Desel adds that some other things that Kito Crosby does could be seen as being CSR related, including providing a fair and open workplace and making economic contributions to a host of organisations.
“We are citizens of the communities where we operate our business,” he says, adding, that the company’s concerns, including about the safety of its team members, isn’t just a slogan. “We don’t look at CSR as a separate thing from our business itself,” he said. “All of these things are all woven together and is an integral part of what we are.”
And while Kito Crosby hasn’t been doing these kinds of things explicitly to get any benefits in the traditional sense of the word, Desel says: “Given that these programmes are so connected to our values, it reinforces that our values aren’t just things that we put on a piece of paper, but rather that we are putting our money where our mouth is.”
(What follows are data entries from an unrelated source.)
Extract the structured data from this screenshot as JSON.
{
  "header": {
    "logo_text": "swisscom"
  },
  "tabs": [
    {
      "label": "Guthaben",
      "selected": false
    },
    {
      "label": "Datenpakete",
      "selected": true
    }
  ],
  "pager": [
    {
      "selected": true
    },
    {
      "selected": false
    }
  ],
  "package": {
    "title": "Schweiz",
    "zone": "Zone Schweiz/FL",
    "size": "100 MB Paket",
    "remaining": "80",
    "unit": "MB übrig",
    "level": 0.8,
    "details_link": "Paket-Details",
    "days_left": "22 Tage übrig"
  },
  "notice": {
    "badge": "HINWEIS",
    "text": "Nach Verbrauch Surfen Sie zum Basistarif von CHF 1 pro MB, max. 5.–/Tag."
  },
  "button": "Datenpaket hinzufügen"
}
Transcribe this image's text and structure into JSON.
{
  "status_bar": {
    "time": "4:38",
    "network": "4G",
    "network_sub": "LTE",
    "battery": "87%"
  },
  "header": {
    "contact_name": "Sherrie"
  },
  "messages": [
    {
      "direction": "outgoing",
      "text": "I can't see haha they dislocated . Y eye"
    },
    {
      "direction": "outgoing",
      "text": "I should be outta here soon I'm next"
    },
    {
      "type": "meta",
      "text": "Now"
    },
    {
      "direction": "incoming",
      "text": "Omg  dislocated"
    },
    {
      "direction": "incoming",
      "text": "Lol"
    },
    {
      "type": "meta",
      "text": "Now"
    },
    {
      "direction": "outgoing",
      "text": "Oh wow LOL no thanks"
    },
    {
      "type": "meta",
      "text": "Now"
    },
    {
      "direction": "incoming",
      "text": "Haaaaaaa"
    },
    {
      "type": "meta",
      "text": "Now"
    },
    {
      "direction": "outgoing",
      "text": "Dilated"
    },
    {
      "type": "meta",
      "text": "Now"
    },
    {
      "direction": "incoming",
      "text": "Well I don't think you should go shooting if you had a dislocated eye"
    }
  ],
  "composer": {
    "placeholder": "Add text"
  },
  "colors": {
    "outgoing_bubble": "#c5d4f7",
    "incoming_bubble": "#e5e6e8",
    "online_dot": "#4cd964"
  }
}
And he adds that while he never thought of doing these things as a means to give Kito Crosby a competitive advantage, its customers have been supportive of what they have been doing.
That isn’t to say that its competitors aren’t also doing what they can in one way or another, Desel says: “We are in an industry where we have to be focused on the wellbeing of people. That generally creates an environment where there is a lot of focus on CSR. That is inherent in what we and others in our industry do.”
In general, Desel says that Kito Crosby plans to continue to do what it can to make lifting and securement safer, building upon the strategies that it already has in place, and possibly making additional investment and from time to time bringing other companies into its fold. “We are very excited about the opportunities that we have to bring our products to more people.